The whole solarpunk is clearly going mainstream when it ends up in Hollywood and with Disney:
It’s all about utopian visions:
Can We Have More Solarpunk Movies, Please?
Science fiction’s vision of the future is, on the whole, pretty bleak. Sand dunes that used to be oceans. Rotting skylines, affixed with salvaged neon billboards selling soft drinks. Underground bunkers hastily built to shield humanity from a toxic atmosphere. We’ve seen it before. We’ll probably see it again.
Indeed, the image of a deteriorating corporate dystopia has almost become ordinary. Which, consequently, defangs any purported “scare ’em straight” messaging. If the polluted worlds of Mad Max or The Matrix were powerful enough to prompt change, we wouldn’t be experiencing the hottest summer on record … every summer.

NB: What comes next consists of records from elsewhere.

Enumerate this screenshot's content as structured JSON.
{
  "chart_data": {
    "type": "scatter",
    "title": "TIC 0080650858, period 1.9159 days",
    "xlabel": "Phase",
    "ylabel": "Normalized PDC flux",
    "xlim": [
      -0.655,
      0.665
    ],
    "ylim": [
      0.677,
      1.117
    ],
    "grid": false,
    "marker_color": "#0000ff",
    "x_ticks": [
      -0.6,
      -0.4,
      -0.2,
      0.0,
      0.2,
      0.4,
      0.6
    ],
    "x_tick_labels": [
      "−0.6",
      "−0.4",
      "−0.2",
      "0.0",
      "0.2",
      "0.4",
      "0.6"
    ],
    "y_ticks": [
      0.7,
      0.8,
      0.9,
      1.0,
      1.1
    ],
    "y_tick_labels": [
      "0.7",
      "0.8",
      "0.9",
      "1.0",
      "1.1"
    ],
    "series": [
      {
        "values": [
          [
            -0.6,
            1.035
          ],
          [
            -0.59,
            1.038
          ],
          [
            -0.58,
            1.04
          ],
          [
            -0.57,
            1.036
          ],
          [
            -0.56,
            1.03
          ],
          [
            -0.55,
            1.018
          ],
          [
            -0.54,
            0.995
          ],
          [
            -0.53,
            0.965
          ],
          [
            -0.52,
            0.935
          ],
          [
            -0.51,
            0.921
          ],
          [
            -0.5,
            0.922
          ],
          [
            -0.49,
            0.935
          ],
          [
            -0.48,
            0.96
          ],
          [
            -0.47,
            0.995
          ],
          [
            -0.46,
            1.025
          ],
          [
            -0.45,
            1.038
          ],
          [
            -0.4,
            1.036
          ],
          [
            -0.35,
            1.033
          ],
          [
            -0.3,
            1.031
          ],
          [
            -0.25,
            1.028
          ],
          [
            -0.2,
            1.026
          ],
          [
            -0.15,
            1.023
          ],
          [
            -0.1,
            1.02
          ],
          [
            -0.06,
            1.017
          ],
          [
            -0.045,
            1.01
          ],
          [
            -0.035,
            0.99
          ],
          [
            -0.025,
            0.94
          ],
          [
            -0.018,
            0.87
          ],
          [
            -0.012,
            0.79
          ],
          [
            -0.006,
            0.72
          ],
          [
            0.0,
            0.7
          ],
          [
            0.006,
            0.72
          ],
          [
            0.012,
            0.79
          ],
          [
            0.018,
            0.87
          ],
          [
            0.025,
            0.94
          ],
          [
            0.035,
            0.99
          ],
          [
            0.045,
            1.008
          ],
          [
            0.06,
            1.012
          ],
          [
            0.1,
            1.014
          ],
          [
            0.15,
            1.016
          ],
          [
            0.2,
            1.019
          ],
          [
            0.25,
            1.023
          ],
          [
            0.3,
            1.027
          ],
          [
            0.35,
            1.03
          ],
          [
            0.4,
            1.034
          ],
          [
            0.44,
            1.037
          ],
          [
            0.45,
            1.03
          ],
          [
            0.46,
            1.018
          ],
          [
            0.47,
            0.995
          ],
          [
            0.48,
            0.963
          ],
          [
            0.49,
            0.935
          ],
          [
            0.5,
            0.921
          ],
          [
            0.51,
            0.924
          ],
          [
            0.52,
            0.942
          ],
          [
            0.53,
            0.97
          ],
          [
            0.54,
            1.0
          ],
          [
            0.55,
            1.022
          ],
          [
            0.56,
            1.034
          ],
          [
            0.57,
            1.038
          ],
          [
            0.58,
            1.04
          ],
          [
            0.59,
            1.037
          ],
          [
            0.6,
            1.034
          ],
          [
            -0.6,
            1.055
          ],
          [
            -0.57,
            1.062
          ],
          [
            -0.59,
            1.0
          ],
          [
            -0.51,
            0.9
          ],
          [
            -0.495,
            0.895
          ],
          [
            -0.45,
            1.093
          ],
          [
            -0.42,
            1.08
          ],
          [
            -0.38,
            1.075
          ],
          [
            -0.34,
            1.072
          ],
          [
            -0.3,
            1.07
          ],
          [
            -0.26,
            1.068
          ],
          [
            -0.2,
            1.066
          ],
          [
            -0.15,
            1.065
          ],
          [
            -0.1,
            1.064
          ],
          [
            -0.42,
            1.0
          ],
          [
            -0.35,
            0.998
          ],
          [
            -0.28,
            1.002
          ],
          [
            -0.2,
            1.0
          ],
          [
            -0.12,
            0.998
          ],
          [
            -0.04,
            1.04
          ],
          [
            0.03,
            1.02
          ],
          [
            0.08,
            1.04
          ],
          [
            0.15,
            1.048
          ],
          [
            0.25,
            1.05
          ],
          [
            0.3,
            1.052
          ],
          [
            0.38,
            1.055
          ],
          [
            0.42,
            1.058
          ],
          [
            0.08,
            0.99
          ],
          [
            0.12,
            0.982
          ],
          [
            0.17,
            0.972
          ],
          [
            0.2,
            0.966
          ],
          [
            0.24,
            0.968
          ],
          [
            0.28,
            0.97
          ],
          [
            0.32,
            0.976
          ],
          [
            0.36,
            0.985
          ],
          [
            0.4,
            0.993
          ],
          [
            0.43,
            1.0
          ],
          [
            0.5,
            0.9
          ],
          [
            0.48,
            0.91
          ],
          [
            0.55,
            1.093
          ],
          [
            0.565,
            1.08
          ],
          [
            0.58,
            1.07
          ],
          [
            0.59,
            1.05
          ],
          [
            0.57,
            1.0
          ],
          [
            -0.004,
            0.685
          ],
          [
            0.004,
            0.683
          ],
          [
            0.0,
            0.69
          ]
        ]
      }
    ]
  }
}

Solarpunk offers an alternative approach. Not quite a genre in its own right, but quickly making a name for itself across a variety of mediums, Solarpunk is an optimistic reaction to more cynical readings of the future. Maybe there’s a future where we can find a way to make sustainable urban living a possibility. Maybe the more radical thing is to envision a future where we aren’t living on a deteriorating planet.
Released in 2022, Strange World is thematically aligned with Solarpunk values. And while its Disney origins do have a certain greenwashing aftertaste, its keen interest in systemic change (rather than individual action) and its acknowledgment of Solarpunk’s debt to indigenous and afro- future-proofing is noteworthy.
Is Strange World an on-the-nose allegory? Yeah. But there’s also an argument to be made that its Solarpunk message has more bite than what the rest of the climate has been slinging for decades.